The difference to going to League grounds is stark.

Some of my mates made the long trip up to Mansfield to see Lewes play in the first round of the FA Cup. Tickets were reasonably priced at £12, but what they didn’t expect was being ‘stewarded’ by what they described as nightclub bouncers. They were told to take their flag down because it might blow off in the wind. One middle age woman stood up because her back was hurting. When she went for a cup of tea she was thrown out. Later in the game one of the Lewes supporters representatives tried to talk some sense into the crowd officials – and was also thrown out. It spoilt the day and my mates reckoned if it wasn’t for the genial nature of the Lewes fans would have resulted in crowd trouble.

Meanwhile Malcolm, a Dagenham fan, told me about their first season as a league club. “There’s the new rules as Victoria Road is now a “designated sports ground”. You have to remain in the area of the ground where you came in which means all those in the seats are barred from wandering into the terrace area, and therefore from using the club shop or going to book coaches for away travel. I’ve seen people being told their cameras will be confiscated if they attempt to use them. At away grounds some of the stewarding seem far more likely to start trouble than stop it. At home, prices have risen by around £2-3. Some of the away prices though have been staggering, £20 at Brentford for away fans. I also miss the cameraderie of the non-League game. While we all have our rivalries, in general they are much healthier in the non-League game. There are clubs in the Football League who would rather cut your throat than help out with bits and bobs for a rival's programme. And for all that the standard of football isn’t that much higher than the Conference. I’ll continue supporting my club, but the whole experience is less fun in the Football League.”

I got a free ticket from my next door neighbour to watch Brighton the other week.
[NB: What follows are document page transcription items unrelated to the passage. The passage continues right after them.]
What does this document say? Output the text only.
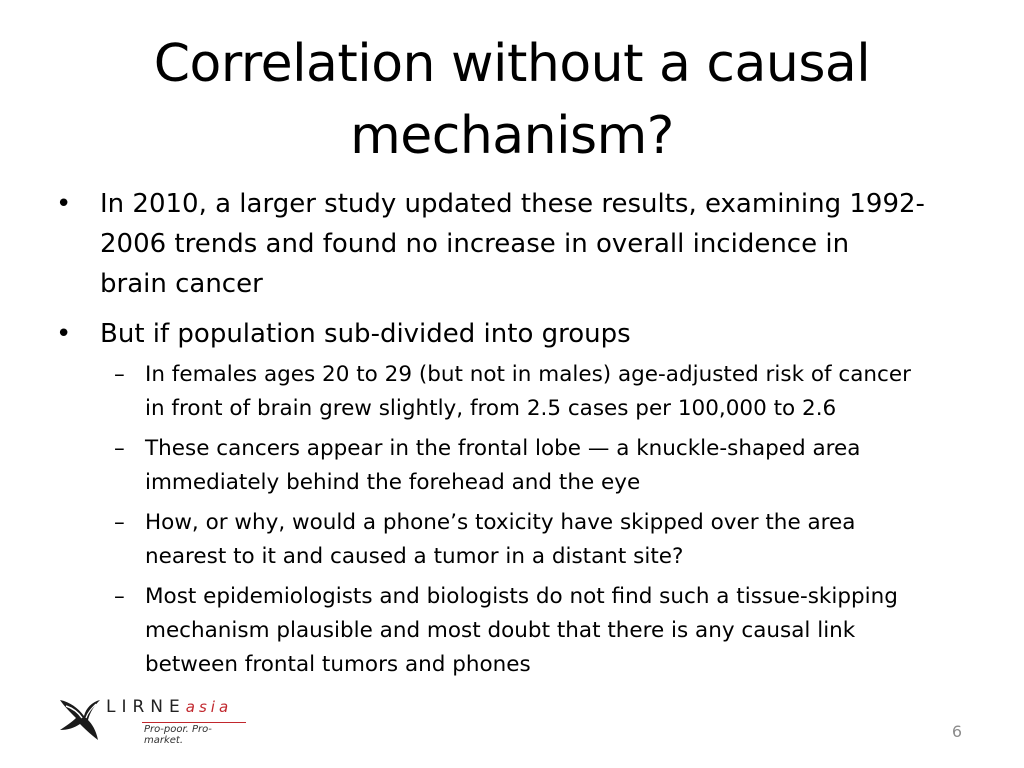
Correlation without a causal
mechanism?
•	In 2010, a larger study updated these results, examining 1992-
2006 trends and found no increase in overall incidence in
brain cancer
•	But if population sub-divided into groups
– In females ages 20 to 29 (but not in males) age-adjusted risk of cancer
in front of brain grew slightly, from 2.5 cases per 100,000 to 2.6
– These cancers appear in the frontal lobe — a knuckle-shaped area
immediately behind the forehead and the eye
– How, or why, would a phone’s toxicity have skipped over the area
nearest to it and caused a tumor in a distant site?
– Most epidemiologists and biologists do not find such a tissue-skipping
mechanism plausible and most doubt that there is any causal link
between frontal tumors and phones
LIRNEasia
Pro-poor. Pro-market.	6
The football Brighton paid was slick and impressive. But as we sat in one of the stands open to the elements, there was more atmosphere when we all get going under the stand at Beaconsfield. The next day the local Brighton paper bemoaned the low crowd – why aren’t more people coming to the games? Er, because it’s £25 to get in.

I don’t want a return of the hooliganism that blighted football, but if you extinguish the passion out of the game, then you might as well be watching theatre. Football is overprized, over sanitized, and increasingly out of touch with reality. New stadium are far too often out of town and soulless.

This was summed up for me in England’s lacklustre performance against Croatia, with the crowd booing the players and singing ‘you’ve got a Ferrari you don’t care’. Golden generation? More like Bling generation.

The FA and Premiership are too dazzled by TV money to see the signs, but if they don’t try and tackle the big four’s monopoly, player’s wages, ticket prizes; distribute money more fairly, reintroduce standing at grounds etc while football is at its height of popularity, then soon there will be a rude awakening.

As for Didcot. With their set up and support, they are a club going places. But if they want to shut me up then I suggest they sell me a pastry full of quick drying cement. And it will probably also taste better than most of the inedible crap that is served up at non league footie grounds.